Il prospetto è interamente in laterizio, stucco e travertino, le tre nicchie sono incorniciate con semplici paraste che conferiscono all'insieme un certo appiattimento geometrizzante, effetto accentuato dalla scelta del severo ordine dorico, che Vitruvio chiama lo "stile di forme maschili", per i capitelli e l'architrave. I lavori murari interessarono sia il nuovo prospetto vero e proprio, sia la vasca che da rettangolare divenne di forma ovoidale, sia una risistemazione della zona limitrofa comprendente la loggetta con colonnette e finestrone che corrisponde al Vestibolo Rotondo e il grande portale a cancellata che immette nel giardinetto della fontana; vennero anche rinnovate le spalliere di alberi da frutto chiamati alternativamente "cedri" o "aranci", un tipico dei Giardini Vaticani per riqualificare la zona.

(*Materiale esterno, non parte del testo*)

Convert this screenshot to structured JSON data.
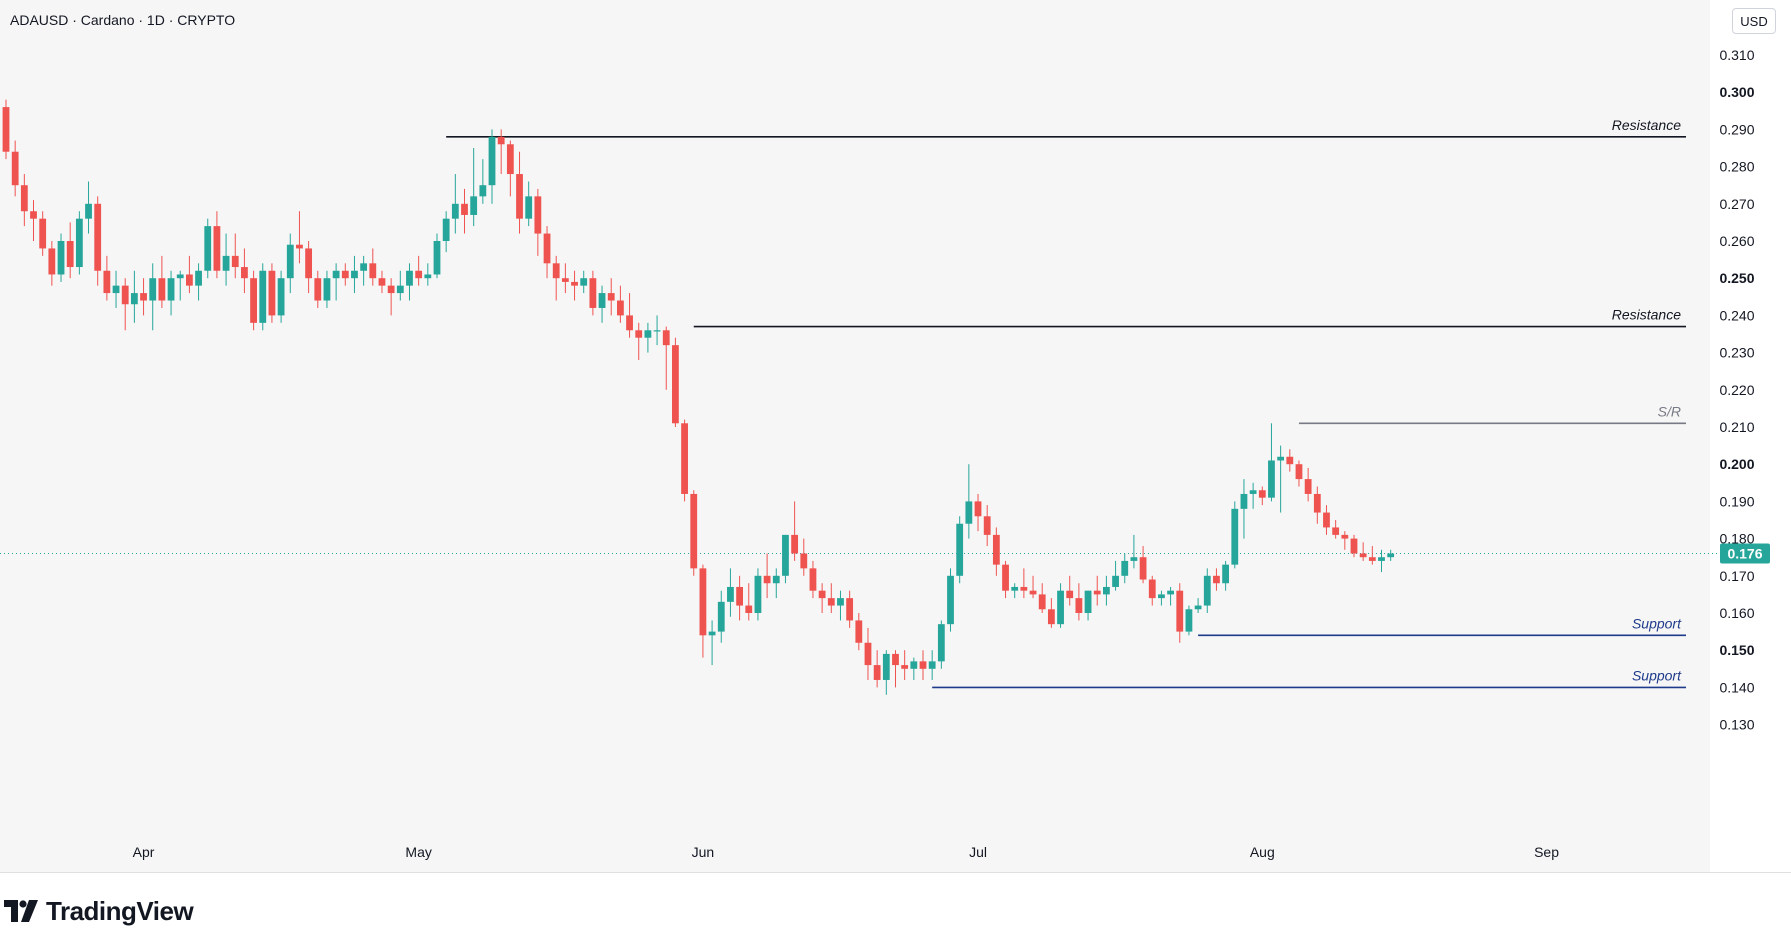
{
  "header": {
    "symbol_line": "ADAUSD · Cardano · 1D · CRYPTO",
    "currency": "USD"
  },
  "branding": {
    "logo_text": "TradingView"
  },
  "colors": {
    "up": "#26a69a",
    "down": "#ef5350",
    "support": "#1e3a8a",
    "resistance": "#131722",
    "sr": "#787b86",
    "last_price": "#26a69a"
  },
  "chart_data": {
    "type": "candlestick",
    "symbol": "ADAUSD",
    "interval": "1D",
    "ylim": [
      0.125,
      0.32
    ],
    "y_ticks": [
      "0.310",
      "0.300",
      "0.290",
      "0.280",
      "0.270",
      "0.260",
      "0.250",
      "0.240",
      "0.230",
      "0.220",
      "0.210",
      "0.200",
      "0.190",
      "0.180",
      "0.170",
      "0.160",
      "0.150",
      "0.140",
      "0.130"
    ],
    "y_tick_bold": [
      "0.300",
      "0.250",
      "0.200",
      "0.150"
    ],
    "x_ticks": [
      {
        "label": "Apr",
        "date": "2024-04-01"
      },
      {
        "label": "May",
        "date": "2024-05-01"
      },
      {
        "label": "Jun",
        "date": "2024-06-01"
      },
      {
        "label": "Jul",
        "date": "2024-07-01"
      },
      {
        "label": "Aug",
        "date": "2024-08-01"
      },
      {
        "label": "Sep",
        "date": "2024-09-01"
      }
    ],
    "start_date": "2024-03-17",
    "candles": [
      [
        0.296,
        0.298,
        0.282,
        0.284
      ],
      [
        0.284,
        0.287,
        0.272,
        0.275
      ],
      [
        0.275,
        0.278,
        0.264,
        0.268
      ],
      [
        0.268,
        0.271,
        0.26,
        0.266
      ],
      [
        0.266,
        0.268,
        0.256,
        0.258
      ],
      [
        0.258,
        0.26,
        0.248,
        0.251
      ],
      [
        0.251,
        0.262,
        0.249,
        0.26
      ],
      [
        0.26,
        0.265,
        0.25,
        0.253
      ],
      [
        0.253,
        0.268,
        0.251,
        0.266
      ],
      [
        0.266,
        0.276,
        0.262,
        0.27
      ],
      [
        0.27,
        0.272,
        0.248,
        0.252
      ],
      [
        0.252,
        0.256,
        0.244,
        0.246
      ],
      [
        0.246,
        0.252,
        0.242,
        0.248
      ],
      [
        0.248,
        0.25,
        0.236,
        0.243
      ],
      [
        0.243,
        0.252,
        0.238,
        0.246
      ],
      [
        0.246,
        0.25,
        0.24,
        0.244
      ],
      [
        0.244,
        0.254,
        0.236,
        0.25
      ],
      [
        0.25,
        0.256,
        0.242,
        0.244
      ],
      [
        0.244,
        0.252,
        0.24,
        0.25
      ],
      [
        0.25,
        0.252,
        0.244,
        0.251
      ],
      [
        0.251,
        0.256,
        0.246,
        0.248
      ],
      [
        0.248,
        0.254,
        0.244,
        0.252
      ],
      [
        0.252,
        0.266,
        0.25,
        0.264
      ],
      [
        0.264,
        0.268,
        0.25,
        0.252
      ],
      [
        0.252,
        0.262,
        0.248,
        0.256
      ],
      [
        0.256,
        0.262,
        0.25,
        0.253
      ],
      [
        0.253,
        0.258,
        0.246,
        0.25
      ],
      [
        0.25,
        0.252,
        0.236,
        0.238
      ],
      [
        0.238,
        0.254,
        0.236,
        0.252
      ],
      [
        0.252,
        0.254,
        0.238,
        0.24
      ],
      [
        0.24,
        0.252,
        0.238,
        0.25
      ],
      [
        0.25,
        0.262,
        0.246,
        0.259
      ],
      [
        0.259,
        0.268,
        0.254,
        0.258
      ],
      [
        0.258,
        0.26,
        0.246,
        0.25
      ],
      [
        0.25,
        0.252,
        0.242,
        0.244
      ],
      [
        0.244,
        0.252,
        0.242,
        0.25
      ],
      [
        0.25,
        0.254,
        0.244,
        0.252
      ],
      [
        0.252,
        0.254,
        0.248,
        0.25
      ],
      [
        0.25,
        0.256,
        0.246,
        0.252
      ],
      [
        0.252,
        0.256,
        0.248,
        0.254
      ],
      [
        0.254,
        0.258,
        0.248,
        0.25
      ],
      [
        0.25,
        0.252,
        0.246,
        0.248
      ],
      [
        0.248,
        0.25,
        0.24,
        0.246
      ],
      [
        0.246,
        0.252,
        0.244,
        0.248
      ],
      [
        0.248,
        0.254,
        0.244,
        0.252
      ],
      [
        0.252,
        0.256,
        0.248,
        0.25
      ],
      [
        0.25,
        0.254,
        0.248,
        0.251
      ],
      [
        0.251,
        0.262,
        0.25,
        0.26
      ],
      [
        0.26,
        0.268,
        0.257,
        0.266
      ],
      [
        0.266,
        0.278,
        0.262,
        0.27
      ],
      [
        0.27,
        0.274,
        0.262,
        0.267
      ],
      [
        0.267,
        0.285,
        0.264,
        0.272
      ],
      [
        0.272,
        0.282,
        0.27,
        0.275
      ],
      [
        0.275,
        0.29,
        0.27,
        0.288
      ],
      [
        0.288,
        0.29,
        0.278,
        0.286
      ],
      [
        0.286,
        0.287,
        0.272,
        0.278
      ],
      [
        0.278,
        0.284,
        0.262,
        0.266
      ],
      [
        0.266,
        0.276,
        0.264,
        0.272
      ],
      [
        0.272,
        0.274,
        0.256,
        0.262
      ],
      [
        0.262,
        0.264,
        0.25,
        0.254
      ],
      [
        0.254,
        0.256,
        0.244,
        0.25
      ],
      [
        0.25,
        0.254,
        0.246,
        0.249
      ],
      [
        0.249,
        0.252,
        0.244,
        0.248
      ],
      [
        0.248,
        0.252,
        0.246,
        0.25
      ],
      [
        0.25,
        0.252,
        0.24,
        0.242
      ],
      [
        0.242,
        0.248,
        0.238,
        0.246
      ],
      [
        0.246,
        0.25,
        0.24,
        0.244
      ],
      [
        0.244,
        0.248,
        0.238,
        0.24
      ],
      [
        0.24,
        0.246,
        0.234,
        0.236
      ],
      [
        0.236,
        0.238,
        0.228,
        0.234
      ],
      [
        0.234,
        0.238,
        0.23,
        0.236
      ],
      [
        0.236,
        0.24,
        0.232,
        0.236
      ],
      [
        0.236,
        0.237,
        0.22,
        0.232
      ],
      [
        0.232,
        0.234,
        0.21,
        0.211
      ],
      [
        0.211,
        0.212,
        0.19,
        0.192
      ],
      [
        0.192,
        0.193,
        0.17,
        0.172
      ],
      [
        0.172,
        0.173,
        0.148,
        0.154
      ],
      [
        0.154,
        0.158,
        0.146,
        0.155
      ],
      [
        0.155,
        0.166,
        0.152,
        0.163
      ],
      [
        0.163,
        0.172,
        0.159,
        0.167
      ],
      [
        0.167,
        0.17,
        0.158,
        0.162
      ],
      [
        0.162,
        0.168,
        0.158,
        0.16
      ],
      [
        0.16,
        0.172,
        0.158,
        0.17
      ],
      [
        0.17,
        0.176,
        0.164,
        0.168
      ],
      [
        0.168,
        0.172,
        0.164,
        0.17
      ],
      [
        0.17,
        0.181,
        0.168,
        0.181
      ],
      [
        0.181,
        0.19,
        0.174,
        0.176
      ],
      [
        0.176,
        0.18,
        0.17,
        0.172
      ],
      [
        0.172,
        0.174,
        0.164,
        0.166
      ],
      [
        0.166,
        0.168,
        0.16,
        0.164
      ],
      [
        0.164,
        0.168,
        0.16,
        0.162
      ],
      [
        0.162,
        0.166,
        0.158,
        0.164
      ],
      [
        0.164,
        0.166,
        0.156,
        0.158
      ],
      [
        0.158,
        0.16,
        0.15,
        0.152
      ],
      [
        0.152,
        0.156,
        0.142,
        0.146
      ],
      [
        0.146,
        0.15,
        0.14,
        0.142
      ],
      [
        0.142,
        0.15,
        0.138,
        0.149
      ],
      [
        0.149,
        0.15,
        0.14,
        0.146
      ],
      [
        0.146,
        0.15,
        0.142,
        0.145
      ],
      [
        0.145,
        0.148,
        0.142,
        0.147
      ],
      [
        0.147,
        0.15,
        0.142,
        0.145
      ],
      [
        0.145,
        0.15,
        0.142,
        0.147
      ],
      [
        0.147,
        0.158,
        0.145,
        0.157
      ],
      [
        0.157,
        0.172,
        0.155,
        0.17
      ],
      [
        0.17,
        0.186,
        0.168,
        0.184
      ],
      [
        0.184,
        0.2,
        0.18,
        0.19
      ],
      [
        0.19,
        0.192,
        0.182,
        0.186
      ],
      [
        0.186,
        0.189,
        0.178,
        0.181
      ],
      [
        0.181,
        0.183,
        0.17,
        0.173
      ],
      [
        0.173,
        0.174,
        0.164,
        0.166
      ],
      [
        0.166,
        0.168,
        0.164,
        0.167
      ],
      [
        0.167,
        0.172,
        0.164,
        0.166
      ],
      [
        0.166,
        0.17,
        0.164,
        0.165
      ],
      [
        0.165,
        0.168,
        0.16,
        0.161
      ],
      [
        0.161,
        0.164,
        0.156,
        0.157
      ],
      [
        0.157,
        0.168,
        0.156,
        0.166
      ],
      [
        0.166,
        0.17,
        0.162,
        0.164
      ],
      [
        0.164,
        0.168,
        0.158,
        0.16
      ],
      [
        0.16,
        0.166,
        0.158,
        0.166
      ],
      [
        0.166,
        0.17,
        0.162,
        0.165
      ],
      [
        0.165,
        0.17,
        0.162,
        0.167
      ],
      [
        0.167,
        0.174,
        0.166,
        0.17
      ],
      [
        0.17,
        0.176,
        0.168,
        0.174
      ],
      [
        0.174,
        0.181,
        0.172,
        0.175
      ],
      [
        0.175,
        0.178,
        0.168,
        0.169
      ],
      [
        0.169,
        0.17,
        0.162,
        0.164
      ],
      [
        0.164,
        0.166,
        0.162,
        0.165
      ],
      [
        0.165,
        0.167,
        0.162,
        0.166
      ],
      [
        0.166,
        0.168,
        0.152,
        0.155
      ],
      [
        0.155,
        0.162,
        0.154,
        0.161
      ],
      [
        0.161,
        0.164,
        0.16,
        0.162
      ],
      [
        0.162,
        0.172,
        0.16,
        0.17
      ],
      [
        0.17,
        0.172,
        0.166,
        0.168
      ],
      [
        0.168,
        0.174,
        0.166,
        0.173
      ],
      [
        0.173,
        0.19,
        0.172,
        0.188
      ],
      [
        0.188,
        0.196,
        0.18,
        0.192
      ],
      [
        0.192,
        0.195,
        0.188,
        0.193
      ],
      [
        0.193,
        0.194,
        0.189,
        0.191
      ],
      [
        0.191,
        0.211,
        0.19,
        0.201
      ],
      [
        0.201,
        0.205,
        0.187,
        0.202
      ],
      [
        0.202,
        0.204,
        0.198,
        0.2
      ],
      [
        0.2,
        0.201,
        0.194,
        0.196
      ],
      [
        0.196,
        0.199,
        0.19,
        0.192
      ],
      [
        0.192,
        0.194,
        0.184,
        0.187
      ],
      [
        0.187,
        0.189,
        0.181,
        0.183
      ],
      [
        0.183,
        0.185,
        0.18,
        0.181
      ],
      [
        0.181,
        0.182,
        0.177,
        0.18
      ],
      [
        0.18,
        0.181,
        0.175,
        0.176
      ],
      [
        0.176,
        0.179,
        0.174,
        0.175
      ],
      [
        0.175,
        0.178,
        0.173,
        0.174
      ],
      [
        0.174,
        0.177,
        0.171,
        0.175
      ],
      [
        0.175,
        0.177,
        0.174,
        0.176
      ]
    ],
    "last_price": "0.176",
    "last_price_value": 0.176,
    "levels": [
      {
        "label": "Resistance",
        "price": 0.288,
        "start_date": "2024-05-04",
        "kind": "resistance"
      },
      {
        "label": "Resistance",
        "price": 0.237,
        "start_date": "2024-05-31",
        "kind": "resistance"
      },
      {
        "label": "S/R",
        "price": 0.211,
        "start_date": "2024-08-05",
        "kind": "sr"
      },
      {
        "label": "Support",
        "price": 0.154,
        "start_date": "2024-07-25",
        "kind": "support"
      },
      {
        "label": "Support",
        "price": 0.14,
        "start_date": "2024-06-26",
        "kind": "support"
      }
    ]
  }
}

I colori che vennero scelti per il prospetto rispecchiano il tipico gusto tardo Settecento per gli esterni e sono stati oggi riproposti con squisita sensibilità e rigore filologico al dettato dei documenti. 

La scena mitologica che trova posto nella nicchia centrale è desunta da un racconto secondario del mito della Caduta di Fetonte: la metamorfosi delle tre sorelle di Fetonte, le Eliadi, in alberi di pioppo, e del suo amico Cicno in un cigno dalla voce melodiosa. Disperati per la morte di Fetonte, le Eliadi e Cicno chiedono agli dei di partecipare in eterno alla sua sorte, vicino al fiume in cui è caduto, il Po. Il racconto è tratto dal II libro delle "Metamorfosi" di Ovidio. Lo scultore Gaspare Sibilla († maggio 1782) - attivo in questa veste e come restauratore anche nel Pio Clementino - realizzò tutto il fondo in stucco a basso e altorilievo e il fiume Po in scultura di marmo a tuttotondo.

Anche la grande barca ospitata nella vasca venne completamente rifatta – ed è quella che vediamo tuttora animata da pittoreschi getti d'acqua - dallo stagnaro Carlo Giuseppe Bassetti fra il 22 maggio 1780 e il 31 maggio 1781, sullo schema della precedente. 

La Galera era stata, alla pari di tante creazioni barocche, anch'essa concepita nell'estetica della "meraviglia" nelle fontane, animandosi di suoni grazie a congegni meccanici messi in funzione dall'acqua e completava con le sue sonorità artificiali la coreografia dell'artificio dell'acqua e della candide sculture sullo sfondo. Alla "galera" dei Giardini Vaticani il cardinale e poeta Maffeo Barberini dedicò il notissimo distico, pubblicato nella sua raccolta poetica del 1644 sotto il titolo "De fonte Pontificio navis effigem habente: Bellica pontificum non fundit machina flammas, sed dulcem belli qua perit ignis aquam" (La macchina da guerra dei pontefici non getta fiamme, ma dolce acqua con cui finisce il fuoco della guerra).